In the boiling water reactor (BWR), output power can be controlled by changing a core flow and thereby changing a steam ratio (void fraction) inside a boiling reactor core.
However, it is known that depending on the core flow and other operating conditions, neutron flux distribution and liquidity in the reactor core are destabilized by delayed transportation of voids and a negative feedback effect caused by negative void reactivity coefficients in the reactor core.
There is concern that occurrence of such a nuclear thermal hydraulic destabilization phenomenon may result in considerable oscillation of output power and flow rate, which may deteriorate cooling characteristics in terms of fuel rod surface temperature and may damage the soundness of fuel rod cladding tubes.
Accordingly, in designing fuels and reactor cores for the boiling water reactor, the nuclear thermal hydraulic stability is analyzed to produce a design that gives sufficient margin to stability so as to prevent such an oscillation phenomenon from occurring in any of the expected operating ranges.
In such a range where deterioration in nuclear thermal hydraulic stability is expected, limited operation is preset for safety. Nuclear reactors of some types are provided with a safety setting so that in the unlikely event where the nuclear reactor reaches the operation limited range, output power is lowered by insertion of control rods and the like so that the nuclear reactor can get out of the operation limited range.

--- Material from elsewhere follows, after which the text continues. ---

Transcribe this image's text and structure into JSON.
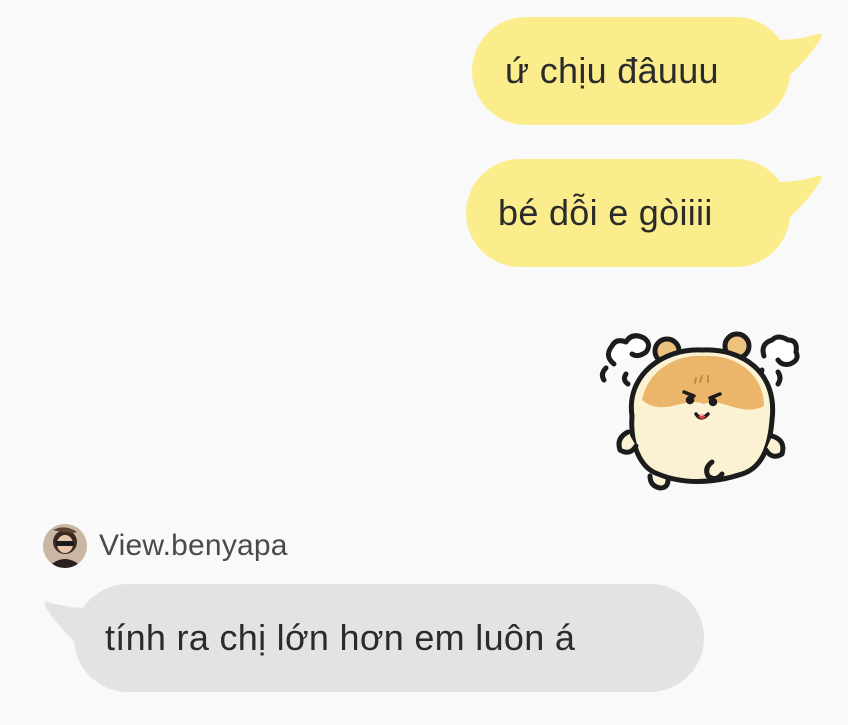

There are a large number of nuclear power plants which allow, from a viewpoint of Detect and Suppress, power oscillation phenomena while accurately detecting the power oscillation phenomena attributed to nuclear thermal hydraulic destabilization and suppressing the oscillations before the fuel soundness is damaged.
Accordingly, a power oscillation detection algorithm with use of dedicated detection signals for detecting the power oscillation phenomenon, which is referred to as OPRM (Oscillation Power Range Monitor), has been proposed (e.g., Patent Literature 1).
There is also known a technique to analyze principal components in an oscillation based on a plurality of nuclear instrumentation signals, extract independent components different in oscillation modes, and to evaluate core-wide stability and regional stability which are stability different in oscillation modes (e.g., Patent Literature 2).
There is also known a technique to evaluate nuclear thermal hydraulic stability in consideration of parameters such as reactor core average neutron flux measurement values (APRM), delay corresponding to a heat-transfer time constant in fuel rods, and main steam flow rate measurement values (e.g., Patent Literature 3).
Further, there is known an apparatus adapted to perform prediction analysis of stability based on decay ratios and to issue an alarm when sequentially detected stability of the reactor core exceeds a predicted value (e.g., Patent Literature 4).
There is also known a technology to successively calculate deterioration indexes of nuclear thermal hydraulic stability in a boiling water reactor based on plant information, such as reactor core power distributions, reactor core flows, reactor core pressure and feed water temperature, and to issue an alarm when these indexes exceed preset values (e.g., Patent Literature 5).
In addition, there is known a method for monitoring stability based on neutron flux space mode distributions obtained by calculation of reactor core characteristic values using a large number of LPRM signals (e.g., Patent Literature 6).